A equipe de enfermagem, em seus relatos, visualiza a crise como momento de agitação psicomotora, falas desconectadas da realidade ou risco de auto/heteroagressividade. Seguros das ações a serem adotadas, encaram a crise com aparente tranquilidade. Outros profissionais referem maior dificuldade para lidar com a crise, visto que encaram como parte deste momento,

não só períodos de desorganização mental, mas também uma piora em alguma das esferas de vida, um desafeto, ou alguma mudança significativa de contexto. Nesses momentos, observa-se que os profissionais acabam assumindo um papel mais ativo em relação às escolhas do usuário:

[...] infelizmente tem que segurar o paciente e medica-lo com medicamento injetável. Isso é chato porque é ruim você fazer uma coisa forçada né, ninguém gosta, a gente também tem que se por no lugar do paciente. Mas a gente também quer ver a melhora dele, se não intervir desse jeito, ele pode até atentar contra a própria vida [...] (E4).

Na crise a gente se preocupa muito, porque não somos um hospital de portas fechadas e o que preocupa mais é a fuga desses pacientes.

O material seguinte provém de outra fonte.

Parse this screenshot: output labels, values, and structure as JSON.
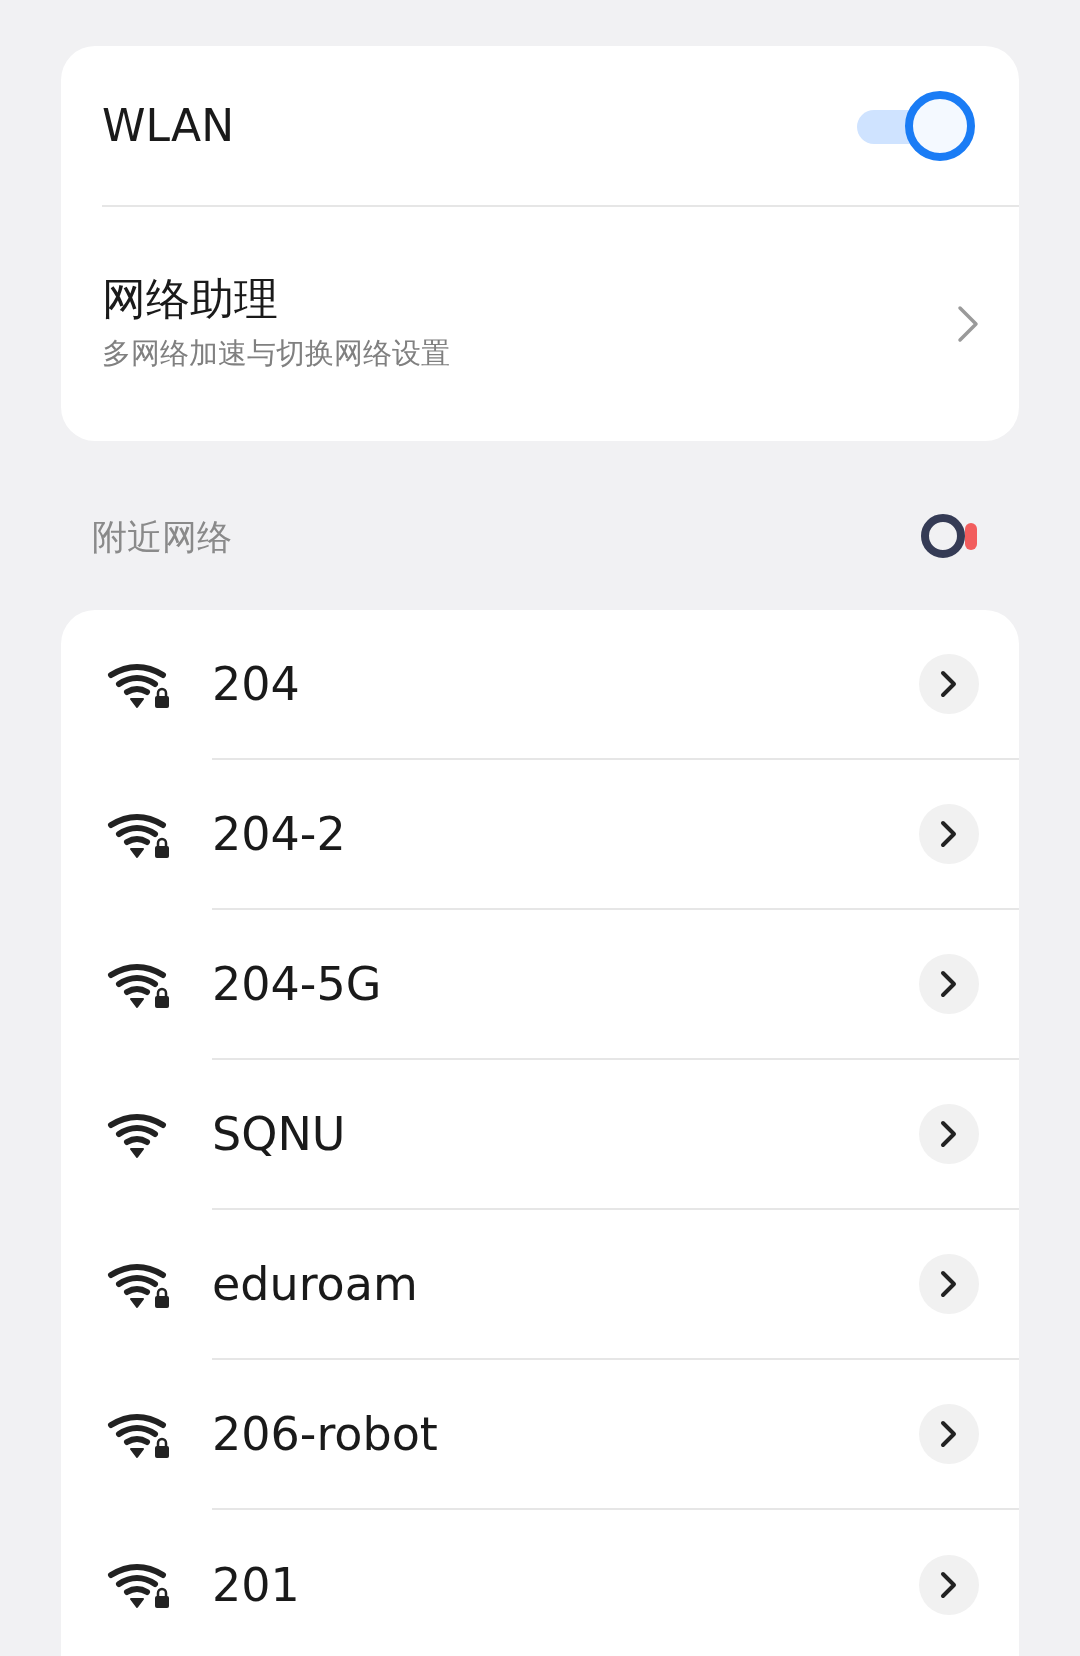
{
  "wlan": {
    "label": "WLAN",
    "on": true
  },
  "assistant": {
    "title": "网络助理",
    "subtitle": "多网络加速与切换网络设置"
  },
  "nearby": {
    "header": "附近网络"
  },
  "networks": [
    {
      "name": "204",
      "secured": true
    },
    {
      "name": "204-2",
      "secured": true
    },
    {
      "name": "204-5G",
      "secured": true
    },
    {
      "name": "SQNU",
      "secured": false
    },
    {
      "name": "eduroam",
      "secured": true
    },
    {
      "name": "206-robot",
      "secured": true
    },
    {
      "name": "201",
      "secured": true
    }
  ]
}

Pode acontecer alguma coisa, atropelamento ou algum acidente em caso de fuga (E8).

Para Venturini (2016), as várias modalidades de contenção, como forma de limitação do espaço físico e de movimento, são estratégias do tratamento manicomial, podendo ser encaradas como um mecanismo inconsciente, baseado na vontade de punir um comportamento inaceitável para as normas sociais. Essa submissão acaba demonstrando as relações de poder,

não mais entre equipe, mas entre profissional de saúde, que é detentor de um saber valorizado,

e o paciente.

O uso dos psicofármacos é utilizado como forma de contenção, assim como o fechamento sistemático da porta, com o objetivo de limitar a liberdade e evitar a fuga. Para Venturini (2016), a internação tira a pessoa de seu contexto e a subordina às regras, evidenciando

a institucionalização também como forma de violência, dada a perda da contratualidade

social. As medidas de contenção não aliviam o sofrimento, frequentemente podendo causar danos emocionais ao usuário e à equipe, podendo promover ressentimento e resistência frente às próximas propostas de cuidado. Para o autor, a contenção é o ato de rendição da capacidade de manejo dos profissionais e pode representar a perda de confiança em sua capacidade de

resolução.

É preciso reconhecer a subjetividade, os direitos e as necessidades do indivíduo em crise

psiquiátrica que sofre a contenção, que deve ser temporária, como uma premissa para o

desenvolvimento sucessivo das intervenções e ações de cuidado, num projeto de vida organizado de maneira singular. Espera-se encontrar na rede, perfis de profissionais que apostem na comunicação e em suas competências ao se confrontarem com situações de difícil resolução. Cuidar de alguém em crise requer tempo, número adequado de profissionais e preparação, pois a capacidade de um trabalhador da saúde mental também está em persuadir

sujeitos que rejeitam os cuidados, na tentativa de conquistar confiança e criar um vínculo terapêutico, possibilitando ações construídas em conjunto que não sejam traumáticas para nenhum dos envolvidos.